Professor Sir John Tooke

Brief history

The many achievements of US Academic Medical Centres (AMCs) typify the medical advance that can stem from close alliance between hospitals and academic research. But by 1983 Lewis and Sheps in ‘The Sick Citadel’ were questioning the historic approach of AMCs and were calling for a more regionally integrated, socially accountable agenda1. In 2010 in a seminal paper in the Lancet, Dzau called for the creation of Academic Health Science Systems (AHSSs) recognising the changing nature of health challenges faced by society (e.g. rise in chronic disease) and care delivery2.

In the last 15 years many nations including UK, Canada, France and Australia have sought to foster Academic Health alliances of various forms and the Association of Academic Health Centres (AAHC) now has c.150 members from around the globe.

Current stated aims of Academic Health Alliances and their implications

A review of their mission statements reveals two principal aims:

  • Improvement in population health
  • Positive economic impact – an increasing trend in countries seeking to transition from a resource-based to a knowledge-based economy

The first of these objectives, improvement in the health of the population subserved by the alliance can clearly benefit from the direct products of the medical innovation process that the translational research the alliance conducts can do much to foster. But there is a growing body of evidence that population health also benefits from the ‘cultural dividend’ that flows when a healthcare institution or system is involved in education and research. Hospitals engaged in these activities have better health outcomes3,4 (after adjustment of confounding factors) than those that do not.

A positive economic (and health) impact would also accrue if the decline in medical innovation productivity could be reversed, and access to systems, products and services that provide incremental value to address unmet clinical need secured, leveraging the unprecedented advances in biomedical science.

Challenges to realising their ambitions

The challenges that AHSSs face in realizing their missions vary by jurisdiction but common themes are evident:

  1. A lack of alignment of the health and academic ‘partners’ to the ‘superordinate goals’ of population health and wealth. Institutional or own sector priorities prevail (e.g. academic focus on surrogate metrics such as grants and publications that drive rankings, financial pressures on hospitals inhibiting adoption of longer-term strategies)
  2. Governance being a necessary but on its own, an insufficient solution to point 1.

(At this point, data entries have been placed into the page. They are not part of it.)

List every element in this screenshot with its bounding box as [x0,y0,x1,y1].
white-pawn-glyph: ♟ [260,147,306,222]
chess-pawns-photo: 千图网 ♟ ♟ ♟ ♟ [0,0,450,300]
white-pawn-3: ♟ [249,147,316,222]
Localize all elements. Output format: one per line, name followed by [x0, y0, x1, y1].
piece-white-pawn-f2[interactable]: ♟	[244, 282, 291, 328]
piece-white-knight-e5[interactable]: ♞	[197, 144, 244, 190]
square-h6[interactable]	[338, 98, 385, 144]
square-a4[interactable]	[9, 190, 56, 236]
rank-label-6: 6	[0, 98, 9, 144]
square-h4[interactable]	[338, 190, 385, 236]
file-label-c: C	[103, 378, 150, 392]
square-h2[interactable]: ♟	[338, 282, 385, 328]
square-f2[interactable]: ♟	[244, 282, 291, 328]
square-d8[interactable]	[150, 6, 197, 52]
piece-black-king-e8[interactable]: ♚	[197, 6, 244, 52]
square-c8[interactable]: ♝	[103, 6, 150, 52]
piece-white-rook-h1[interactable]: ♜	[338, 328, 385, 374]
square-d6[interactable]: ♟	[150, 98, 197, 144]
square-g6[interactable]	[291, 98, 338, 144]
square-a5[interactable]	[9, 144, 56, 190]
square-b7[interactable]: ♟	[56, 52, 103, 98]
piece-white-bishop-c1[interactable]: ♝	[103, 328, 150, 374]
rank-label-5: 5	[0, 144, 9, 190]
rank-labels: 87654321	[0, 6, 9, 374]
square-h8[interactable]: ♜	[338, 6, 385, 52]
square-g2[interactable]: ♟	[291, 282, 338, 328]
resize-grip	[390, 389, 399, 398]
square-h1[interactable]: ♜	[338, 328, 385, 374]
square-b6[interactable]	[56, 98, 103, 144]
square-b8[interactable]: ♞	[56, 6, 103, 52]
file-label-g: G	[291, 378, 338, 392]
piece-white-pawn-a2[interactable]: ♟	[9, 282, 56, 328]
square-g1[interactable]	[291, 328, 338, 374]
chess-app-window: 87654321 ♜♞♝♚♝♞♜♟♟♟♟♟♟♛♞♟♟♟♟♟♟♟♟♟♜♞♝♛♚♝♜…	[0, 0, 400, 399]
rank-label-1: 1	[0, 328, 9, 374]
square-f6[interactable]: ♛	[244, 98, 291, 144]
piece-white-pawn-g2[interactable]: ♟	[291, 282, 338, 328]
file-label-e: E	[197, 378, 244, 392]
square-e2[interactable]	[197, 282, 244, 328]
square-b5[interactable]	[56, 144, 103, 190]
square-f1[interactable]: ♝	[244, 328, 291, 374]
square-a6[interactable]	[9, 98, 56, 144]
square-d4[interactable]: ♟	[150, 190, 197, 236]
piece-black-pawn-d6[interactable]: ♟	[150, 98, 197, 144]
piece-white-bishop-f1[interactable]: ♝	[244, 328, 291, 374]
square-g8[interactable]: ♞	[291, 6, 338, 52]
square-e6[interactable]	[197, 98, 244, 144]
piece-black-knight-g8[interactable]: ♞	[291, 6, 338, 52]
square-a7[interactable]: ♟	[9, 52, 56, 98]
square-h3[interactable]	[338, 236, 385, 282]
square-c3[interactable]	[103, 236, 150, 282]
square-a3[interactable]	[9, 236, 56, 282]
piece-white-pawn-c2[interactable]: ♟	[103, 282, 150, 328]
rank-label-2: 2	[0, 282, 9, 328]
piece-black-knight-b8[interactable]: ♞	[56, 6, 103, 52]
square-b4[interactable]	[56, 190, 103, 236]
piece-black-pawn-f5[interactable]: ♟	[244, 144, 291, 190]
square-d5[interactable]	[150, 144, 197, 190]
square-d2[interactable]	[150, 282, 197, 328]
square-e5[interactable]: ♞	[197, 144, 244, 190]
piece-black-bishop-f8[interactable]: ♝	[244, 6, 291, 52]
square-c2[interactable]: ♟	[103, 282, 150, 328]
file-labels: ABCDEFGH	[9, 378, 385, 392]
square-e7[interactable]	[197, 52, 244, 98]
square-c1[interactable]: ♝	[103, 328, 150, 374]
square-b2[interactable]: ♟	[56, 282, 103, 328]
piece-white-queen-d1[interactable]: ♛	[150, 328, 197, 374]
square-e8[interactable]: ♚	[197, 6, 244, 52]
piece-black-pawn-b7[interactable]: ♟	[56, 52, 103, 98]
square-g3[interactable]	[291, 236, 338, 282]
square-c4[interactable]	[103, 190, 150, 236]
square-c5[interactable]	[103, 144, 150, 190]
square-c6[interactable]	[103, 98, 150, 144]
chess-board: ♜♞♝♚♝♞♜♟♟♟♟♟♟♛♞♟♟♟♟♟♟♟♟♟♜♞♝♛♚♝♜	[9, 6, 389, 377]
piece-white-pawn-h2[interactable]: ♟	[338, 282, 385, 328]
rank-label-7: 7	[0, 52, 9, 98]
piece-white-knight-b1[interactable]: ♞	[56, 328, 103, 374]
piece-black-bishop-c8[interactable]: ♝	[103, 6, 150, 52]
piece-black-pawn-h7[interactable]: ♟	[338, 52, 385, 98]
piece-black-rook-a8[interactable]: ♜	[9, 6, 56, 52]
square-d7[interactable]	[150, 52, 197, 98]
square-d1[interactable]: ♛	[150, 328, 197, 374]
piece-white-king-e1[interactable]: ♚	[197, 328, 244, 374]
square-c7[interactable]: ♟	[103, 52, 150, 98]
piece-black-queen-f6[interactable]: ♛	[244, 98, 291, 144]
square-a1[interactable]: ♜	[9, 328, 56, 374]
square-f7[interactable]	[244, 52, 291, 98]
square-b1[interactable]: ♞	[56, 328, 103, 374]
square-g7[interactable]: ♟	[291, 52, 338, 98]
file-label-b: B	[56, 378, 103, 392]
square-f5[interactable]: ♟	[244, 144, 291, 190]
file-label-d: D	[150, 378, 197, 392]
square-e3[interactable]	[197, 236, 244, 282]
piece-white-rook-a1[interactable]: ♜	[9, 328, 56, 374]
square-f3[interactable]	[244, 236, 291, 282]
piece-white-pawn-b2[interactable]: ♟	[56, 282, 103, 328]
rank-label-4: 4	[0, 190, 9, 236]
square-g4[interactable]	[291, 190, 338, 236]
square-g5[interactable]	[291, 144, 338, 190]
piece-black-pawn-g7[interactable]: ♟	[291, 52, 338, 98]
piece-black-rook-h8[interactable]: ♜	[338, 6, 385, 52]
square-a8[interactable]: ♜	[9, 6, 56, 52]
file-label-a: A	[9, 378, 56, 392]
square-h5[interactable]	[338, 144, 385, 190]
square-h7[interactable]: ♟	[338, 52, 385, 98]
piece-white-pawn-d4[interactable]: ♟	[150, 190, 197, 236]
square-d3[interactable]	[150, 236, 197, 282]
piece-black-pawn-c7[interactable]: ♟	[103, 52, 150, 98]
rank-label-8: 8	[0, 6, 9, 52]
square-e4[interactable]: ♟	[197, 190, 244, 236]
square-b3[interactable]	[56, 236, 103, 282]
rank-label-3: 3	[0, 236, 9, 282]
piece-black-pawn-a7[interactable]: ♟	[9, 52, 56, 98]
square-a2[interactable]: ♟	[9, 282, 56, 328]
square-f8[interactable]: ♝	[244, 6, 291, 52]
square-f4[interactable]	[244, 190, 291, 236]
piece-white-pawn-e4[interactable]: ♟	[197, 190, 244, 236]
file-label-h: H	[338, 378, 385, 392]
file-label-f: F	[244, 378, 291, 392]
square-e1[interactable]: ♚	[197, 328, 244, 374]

Given these challenges it is no surprise that the Aligned Institutional Mission (AIM) programme is a flagship endeavour of AAHC (

A contemporary agenda for AHSSs

To realize their transformative potential, AHSSs need to rise to the prevalent health challenges of the day (such as equity and financial sustainability, and addressing the social determinants of health) and look beyond their (continuing) involvement in the generation of new treatments. To do so will require a fuller interpretation of the involvement of academia, as many of the solutions will require input from disciplines well beyond biomedicine.

Particular areas AHSSs should consider addressing to optimise their contribution include:

  • Harnessing modern science to integrate ‘precision prevention’ with conventional public health, whilst avoiding aggravating inequity, to move from a disease-based focus to the sustenance of health
  • Optimising the societal benefit that can accrue from data and data analytics in ways that sustain public confidence
  • The pursuit of healthcare value
  • Optimising medical innovation productivity including the creation of high integrity strategic relationships with commercial partners
  • The global clinical workforce crisis and the integration of assistive technologies

Benefits beyond academic centres

The ‘cultural dividend’ that AHSSs can foster should be pursued in the wider healthcare system not just the research-intensive components. We need to better understand the origins of the cultural dividend referred to above (emergent properties of a complex system?) but there is a growing view that ‘Learning Health Systems’, underpinned by data access, represent a way of generalising the advantages of the ‘academic’ environment beyond the ‘ivory towers.’5


The global challenges facing health demand that AHSSs in which society is investing so much adapt and deliver. Securing both reach and impact will put a premium on behaviours (and hence leaders) who can secure alignment, promote interdisciplinarity, secure interinstitutional and cross-sectoral partnerships and understand the workforce needs of tomorrow. If they rise to this challenge their greatest days may lie ahead, as mechanisms to secure necessary transformation.


1 Lewis, I.J., Sheps, Cecil, G. (1983). The Sick Citadel: The American medical center and the public interest. Cambridge Mass. Oelgeschlager, Gunn & Hain.

2 Dzau, Victor V et al. (2010). The role of academic health science systems in the transformation of medicine. The Lancet. 375 (9718) pp. 949-953.

3 Ozdemir, Baris A., et al. (2015). Research Activity and the Association with Mortality. PLOS ONE 10.2.

4 Burke L.G et al. (2017). Association Between Teaching Status and Mortality in US Hospitals. JAMA. 317 (20) pp. 2105-2113.

5 Ainsworth J., Buchan I. (2015). Combining health data uses to ignite health system learning. Methods Inf Med. 54 pp. 479-487.

About the author

Professor Sir John Tooke is the Executive Chairman of Academic Health Solutions.